Eisuke Naitô fait partie de la nouvelle génération de réalisateur japonais. Avec une dizaines de films à son actif pour le cinéma et la télévision, il commence à se construire un nom et un style. Avec Liverleaf sorti en 2018, il se lance dans un revenge movie à l'ancienne sur fond de harcèlement scolaire et critique du silence de la société japonaise sur ce fléau. Sans être exempt de défauts le film frappe fort et juste.
Haruka et sa famille ont déménagé de Tokyo pour la province afin de suivre le père de famille dans sa nouvelle activité. Si les premiers temps au lycée se sont bien déroulés, Haruka devient rapidement la victime de harcèlement : insulte, bizutage, humiliation. Ses bourreaux inventent chaque jour de nouvelles souffrances sous le regard complaisant des enseignants et de la direction qui cherchent avant tout à ne pas froisser le conseil des parents. Seules éclaircies dans cette horreur quotidienne, sa petite soeur aimante et un des garçons du lycée vivant avec sa grand mère qui nourrit des sentiments pour Haruka. Jusqu'au jour où les harceleurs poussent un cran plus loin leur cruauté et incendient la maison de leur victime causant la mort de ses parents et laissant sa jeune soeur gravement blessée. Pour celle qui est désormais orpheline le temps de la vengeance est advenu.
Un triple enjeu
Liverleaf c'est la rencontre du film de vengeance old school comme on en voit peu, de la satyre scolaire et de la critique sans concession d'une jeunesse désorientée. Il y a en effet dans ce film une mise en scène de la violence qui emprunte autant à Miike qu'à Battle Royale. Toute la seconde partie du film insiste sur l'implacable vendetta de Haruka mise en scène avec emphase. Le réalisateur nous offre la sanglante quête d'un ange transformé en démon et l'on sent l'influence de Miike dans sa manière de mettre en scène des passages courts et violents.

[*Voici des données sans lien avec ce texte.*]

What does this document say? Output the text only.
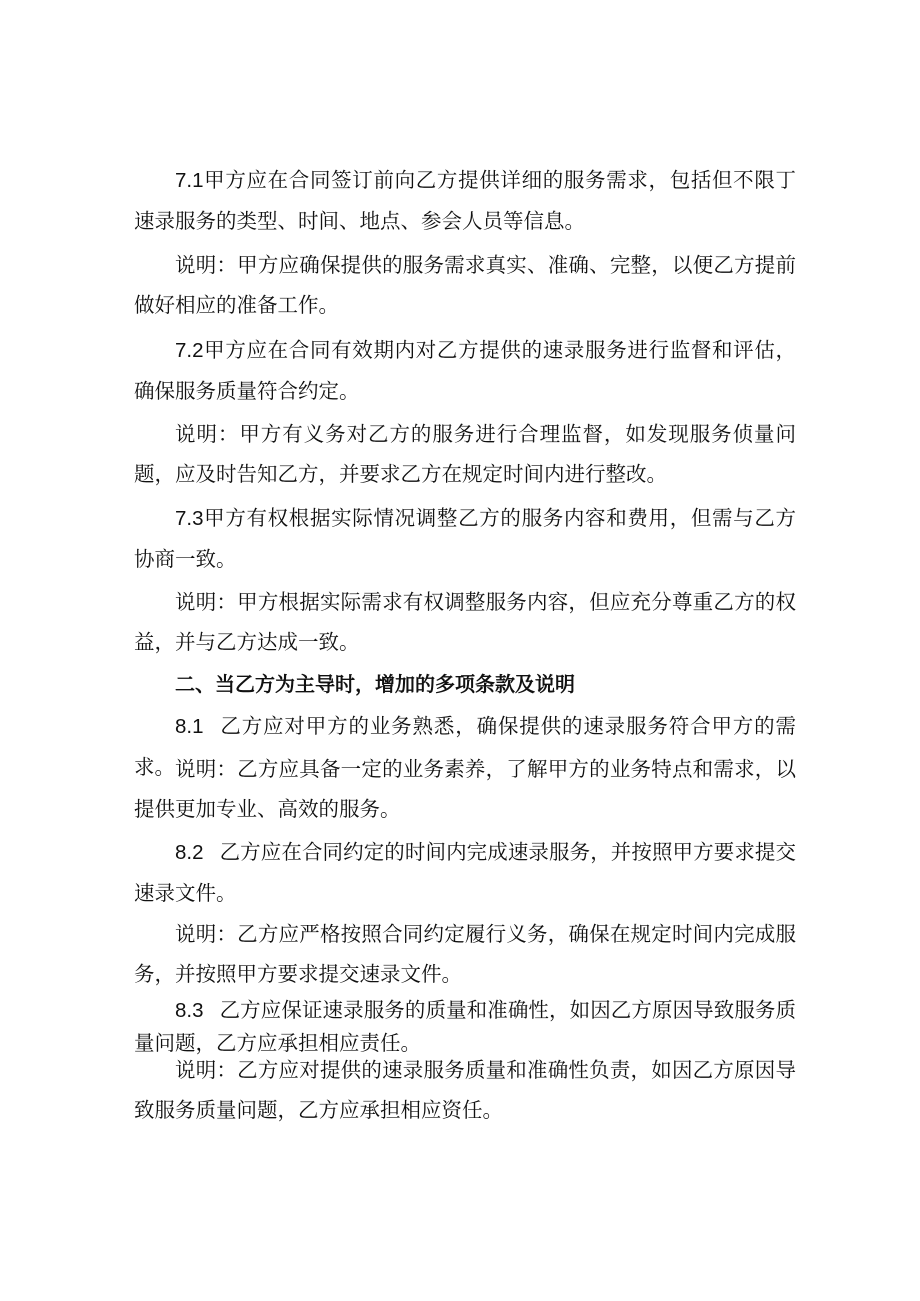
7.1甲方应在合同签订前向乙方提供详细的服务需求，包括但不限丁速录服务的类型、时间、地点、参会人员等信息。

说明：甲方应确保提供的服务需求真实、准确、完整，以便乙方提前做好相应的准备工作。

7.2甲方应在合同有效期内对乙方提供的速录服务进行监督和评估，确保服务质量符合约定。

说明：甲方有义务对乙方的服务进行合理监督，如发现服务侦量问题，应及时告知乙方，并要求乙方在规定时间内进行整改。

7.3甲方有权根据实际情况调整乙方的服务内容和费用，但需与乙方协商一致。

说明：甲方根据实际需求有权调整服务内容，但应充分尊重乙方的权益，并与乙方达成一致。

二、当乙方为主导时，增加的多项条款及说明

8.1 乙方应对甲方的业务熟悉，确保提供的速录服务符合甲方的需求。 说明：乙方应具备一定的业务素养，了解甲方的业务特点和需求，以提供更加专业、高效的服务。

8.2 乙方应在合同约定的时间内完成速录服务，并按照甲方要求提交速录文件。

说明：乙方应严格按照合同约定履行义务，确保在规定时间内完成服务，并按照甲方要求提交速录文件。

8.3 乙方应保证速录服务的质量和准确性，如因乙方原因导致服务质量问题，乙方应承担相应责任。

说明：乙方应对提供的速录服务质量和准确性负责，如因乙方原因导致服务质量问题，乙方应承担相应资任。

Le film s'attaque aussi à un thème très souvent repris dans le cinéma japonais : les violences scolaires. Nous avons déjà ici salué l'extraordinaireconfession ou le très bon lesson of evil. Liverleaf poursuit la dénonciation de cette violence quotidienne souvent impunie à cause notamment d'une loi protégeant de poursuite les mineurs coupables de faits graves. Le film insiste surtout sur l'aveuglement complice de l'institution scolaire et sur l'impuissance des professeurs. Ce discours vient d'ailleurs s'appuyer sur une mise en accusation sévère des familles n'éduquant pas leurs enfants. Le film enfin vient égratigner la jeune génération incapable d'assumer ses actes et virtualisant une partie de sa vie. Cela rappelle l'excellent The Hungry Lion.
Une réalisation ambitieuse mais qui veut en faire trop
Fort dans son propos et dans ses intentions, Liverleaf s'appuie sur une réalisation très solide. Le réalisateur a choisi de place son intrigue dans une petite bourgade enneigée, boueuse, froide. Ces éléments naturels viennent renforcer l'ambiance : isolement, fausse pureté d'une neige qui devient de la boue. Le blanc offre surtout un contraste avec le rouge du sang. Eisuke Natô construit de nombreux plans autour de ces deux couleurs renforçant la violence du récit. Très appréciable aussi est la construction du récit qui prend le temps d'installer ses personnages, de placer en amont des éléments qui viennent donner de la consistance au parcours de la victime et de ses bourreaux. Car chaque personnage (adulte et enfant) cache des secrets, des envies non assumées ou refoulées. Les rebondissements sont nombreux et très bien trouvés. L'autre qualité du réalisateur concerne la direction des acteurs. Leur rôle est en effet plus complexe que de simples bourreaux devenus victimes expiatoires. Leur dualité, leur désir notamment sexuel inavoué, leur blessure de jeunesse, leur offrent de jouer sur de nombreux registres sans tomber dans l'excès. Tous jouent à la perfection des rôles durs.
Sujet riche, caméra maîtrisée, tout était réuni pour faire de liverleaf un très bon film. Mais deux fautes de gout viennent tenir le bilan. D'abord une envie de trop en faire dans le gore (voir la scène de l'engin mécanique) qui nuit parfois au propos comme si le réalisateur voulait trop imiter son modèle Miike. Second défaut lié au précédent, des effets numériques très grossiers qui tranchent avec la réalisation impeccable de la majeure partie du film. C'est très dommageable car cela risque de faire sortir du film une partie des spectateurs.
Liverleaf au final est un bon film de vengeance et de satyre du milieu scolaire. Son réalisateur a du talent et parions qu'avec plus de maîtrise il attendra vite l'excellence.